Is Working with Family Really Such a Great Idea
Such a thought is quite interesting when considered in the context of various types of businesses. Often it is the desire of the senior family members to pass on their business, or the baton so to speak, to their children or even their grandchildren. When speaking with practitioners, one question we often ask in terms of their client base, particularly in terms of the larger clients, is who amongst their groups have or are in the process of passing on operations, ownership etc to family? Quite often the answer is in the positive. However, when it comes to the professions, we probably don’t see quite the same level of family succession. This approach is also often considered one of the more successful succession options, however there can be some difficulties around differences amongst generational expectations and performance.

Whether it be first, second or third generation on within a business, there are times when there can be different expectations in terms of performance, tasks, roles, rights and decision making within the business. Being second generation in a family business myself that was started by my father but also involved my mother, I remember being acutely aware of not seeking any special treatment or favouritism. In fact, I wanted the complete opposite. I wanted my involvement to be based on even higher expectations than a typical employee. I wanted this rite of passage to be via the school of hard knocks, especially once there was the opportunity to succeed my father. I recall one time in particular that took place, but more about that later.

So, in addition to an employee family member who actually is required to and/or wants to work harder than their non-family counterparts, there can more often than not be those individuals within the family that expect a free or easier ride, those who slide in on the coat tails of their forefathers. Typically such an approach doesn’t sit well with other personnel or staff within a business, often causing resentment and arguments. A third possible approach is where the upcoming mentee doesn’t actually desire a free ride, however they are provided one by the senior mentor or family member. Again, this outcome is not great in the eyes of independent employees.

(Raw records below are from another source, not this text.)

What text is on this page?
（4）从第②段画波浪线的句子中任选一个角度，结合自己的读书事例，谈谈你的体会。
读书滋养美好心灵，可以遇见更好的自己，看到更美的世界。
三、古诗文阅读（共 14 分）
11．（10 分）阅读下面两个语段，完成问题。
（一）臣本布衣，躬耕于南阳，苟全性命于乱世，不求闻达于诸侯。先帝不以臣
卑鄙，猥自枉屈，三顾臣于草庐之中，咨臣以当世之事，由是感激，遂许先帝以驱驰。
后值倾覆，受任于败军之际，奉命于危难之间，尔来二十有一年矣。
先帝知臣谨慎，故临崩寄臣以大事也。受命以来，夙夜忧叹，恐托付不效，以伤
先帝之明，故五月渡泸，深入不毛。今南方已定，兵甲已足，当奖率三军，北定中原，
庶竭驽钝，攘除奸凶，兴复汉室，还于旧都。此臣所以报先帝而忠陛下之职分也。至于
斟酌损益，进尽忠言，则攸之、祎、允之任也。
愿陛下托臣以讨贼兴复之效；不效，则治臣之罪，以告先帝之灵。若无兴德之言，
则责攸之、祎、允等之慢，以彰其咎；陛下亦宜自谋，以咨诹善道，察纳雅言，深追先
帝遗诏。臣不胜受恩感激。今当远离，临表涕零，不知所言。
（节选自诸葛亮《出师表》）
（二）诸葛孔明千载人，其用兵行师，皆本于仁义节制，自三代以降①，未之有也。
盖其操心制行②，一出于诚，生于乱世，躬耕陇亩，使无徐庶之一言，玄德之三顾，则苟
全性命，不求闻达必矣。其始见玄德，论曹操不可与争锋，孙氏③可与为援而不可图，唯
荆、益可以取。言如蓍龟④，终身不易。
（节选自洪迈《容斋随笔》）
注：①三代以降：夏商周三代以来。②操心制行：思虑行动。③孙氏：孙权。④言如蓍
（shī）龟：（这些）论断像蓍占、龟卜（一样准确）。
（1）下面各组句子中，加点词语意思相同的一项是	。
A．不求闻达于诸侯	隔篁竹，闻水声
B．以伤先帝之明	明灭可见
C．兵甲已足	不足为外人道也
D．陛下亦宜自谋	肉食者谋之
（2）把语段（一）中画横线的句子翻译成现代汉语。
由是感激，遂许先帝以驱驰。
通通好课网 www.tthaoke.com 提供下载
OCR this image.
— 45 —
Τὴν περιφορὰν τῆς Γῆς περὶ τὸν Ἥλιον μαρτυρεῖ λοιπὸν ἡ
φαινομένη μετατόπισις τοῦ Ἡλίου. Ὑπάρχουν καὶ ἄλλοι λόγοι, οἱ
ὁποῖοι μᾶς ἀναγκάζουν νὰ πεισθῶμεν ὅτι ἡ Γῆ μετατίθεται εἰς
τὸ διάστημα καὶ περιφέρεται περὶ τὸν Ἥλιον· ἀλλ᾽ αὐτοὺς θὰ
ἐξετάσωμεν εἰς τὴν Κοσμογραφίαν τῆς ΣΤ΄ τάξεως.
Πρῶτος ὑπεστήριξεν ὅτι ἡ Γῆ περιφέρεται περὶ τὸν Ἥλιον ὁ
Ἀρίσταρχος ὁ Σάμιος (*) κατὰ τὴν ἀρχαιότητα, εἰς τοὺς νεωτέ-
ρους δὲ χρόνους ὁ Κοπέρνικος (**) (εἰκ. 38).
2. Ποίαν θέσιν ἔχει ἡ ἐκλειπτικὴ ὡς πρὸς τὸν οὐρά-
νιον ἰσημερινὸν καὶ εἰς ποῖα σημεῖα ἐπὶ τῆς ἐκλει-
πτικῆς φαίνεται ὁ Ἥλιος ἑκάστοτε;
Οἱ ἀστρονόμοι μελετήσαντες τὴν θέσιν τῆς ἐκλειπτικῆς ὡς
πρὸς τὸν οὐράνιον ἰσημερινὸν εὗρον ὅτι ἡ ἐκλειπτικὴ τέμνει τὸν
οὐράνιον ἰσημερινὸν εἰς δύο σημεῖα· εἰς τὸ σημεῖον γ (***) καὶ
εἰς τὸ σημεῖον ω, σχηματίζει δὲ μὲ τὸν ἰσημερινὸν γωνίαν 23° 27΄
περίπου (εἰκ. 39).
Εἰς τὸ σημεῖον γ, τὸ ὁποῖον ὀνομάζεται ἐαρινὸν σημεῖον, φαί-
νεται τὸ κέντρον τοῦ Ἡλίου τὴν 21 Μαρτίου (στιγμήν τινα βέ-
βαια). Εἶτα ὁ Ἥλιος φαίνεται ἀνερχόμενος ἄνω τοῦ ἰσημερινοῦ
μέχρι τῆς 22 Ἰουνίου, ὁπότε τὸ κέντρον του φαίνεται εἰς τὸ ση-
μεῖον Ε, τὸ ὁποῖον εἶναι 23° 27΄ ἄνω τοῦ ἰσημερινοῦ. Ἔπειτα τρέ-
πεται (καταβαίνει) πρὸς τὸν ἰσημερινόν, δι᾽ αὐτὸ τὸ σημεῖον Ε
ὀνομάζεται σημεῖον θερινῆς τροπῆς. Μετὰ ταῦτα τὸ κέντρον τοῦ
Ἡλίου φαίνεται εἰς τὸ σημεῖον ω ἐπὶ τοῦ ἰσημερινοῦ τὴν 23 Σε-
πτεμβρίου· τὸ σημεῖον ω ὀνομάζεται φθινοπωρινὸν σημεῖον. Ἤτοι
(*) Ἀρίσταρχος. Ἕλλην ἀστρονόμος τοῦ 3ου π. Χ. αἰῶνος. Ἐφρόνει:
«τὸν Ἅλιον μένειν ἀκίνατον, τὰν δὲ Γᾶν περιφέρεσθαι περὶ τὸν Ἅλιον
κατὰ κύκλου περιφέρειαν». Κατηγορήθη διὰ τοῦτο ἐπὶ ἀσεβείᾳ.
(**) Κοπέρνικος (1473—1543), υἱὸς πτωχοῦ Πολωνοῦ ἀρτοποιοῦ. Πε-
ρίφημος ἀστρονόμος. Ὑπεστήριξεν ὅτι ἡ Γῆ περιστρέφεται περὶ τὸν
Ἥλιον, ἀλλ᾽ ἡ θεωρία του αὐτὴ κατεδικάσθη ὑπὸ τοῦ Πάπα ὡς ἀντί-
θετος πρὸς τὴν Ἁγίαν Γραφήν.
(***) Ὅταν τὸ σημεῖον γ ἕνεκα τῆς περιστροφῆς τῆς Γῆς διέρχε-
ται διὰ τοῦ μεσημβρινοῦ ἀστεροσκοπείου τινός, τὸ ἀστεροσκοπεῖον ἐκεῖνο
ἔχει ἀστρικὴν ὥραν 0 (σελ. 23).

Further issues can also arise when multiple family members are employed within a business where there is a perceived difference in their remuneration, responsibilities, opportunities, tasks, duties, trust etc for no apparent reason. In actuality, running a family business can be tough.

One of the greatest difficulties is separating work from family or home life. Understanding what happens at work, stays at work. Any decisions made at work, are not personal. That is often pretty difficult to master. Then there is always the dreaded situation where the ability of a family member to continue to contribute to the business changes and there may no longer be a need for their involvement, or the difficult conversation where performance isn’t meeting expectations. Often what happens is because these employees are family; they are allowed to continue on in the business indefinitely without providing the expected performance or outcomes. However, this will have a drain on the business overall, whether it be in terms of revenue, profitability or expenses. Just because they are family doesn’t mean that they stay at all costs. If you wouldn’t retain this individual as an employee, why do so just because they are family?

I remember all too well the difficulties of working with family. One night at home, when we all still lived together, I was sprouting off about my dissatisfaction about something, when I was swiftly informed by my mother that there was no need to attend work tomorrow. Just like that I had been sacked. The next morning I returned to work to ask my father for my job back. In hindsight, it was an excellent learning curve of the differences between employee and employer performance. As an employer you often go the extra mile for the benefit of clients and the business. If someone wants a nine to five job with no other responsibilities, then they’re probably best to remain as an employee. Looking back, my mum’s actions were probably warranted, however it was a rather tense household for those twelve hours or so.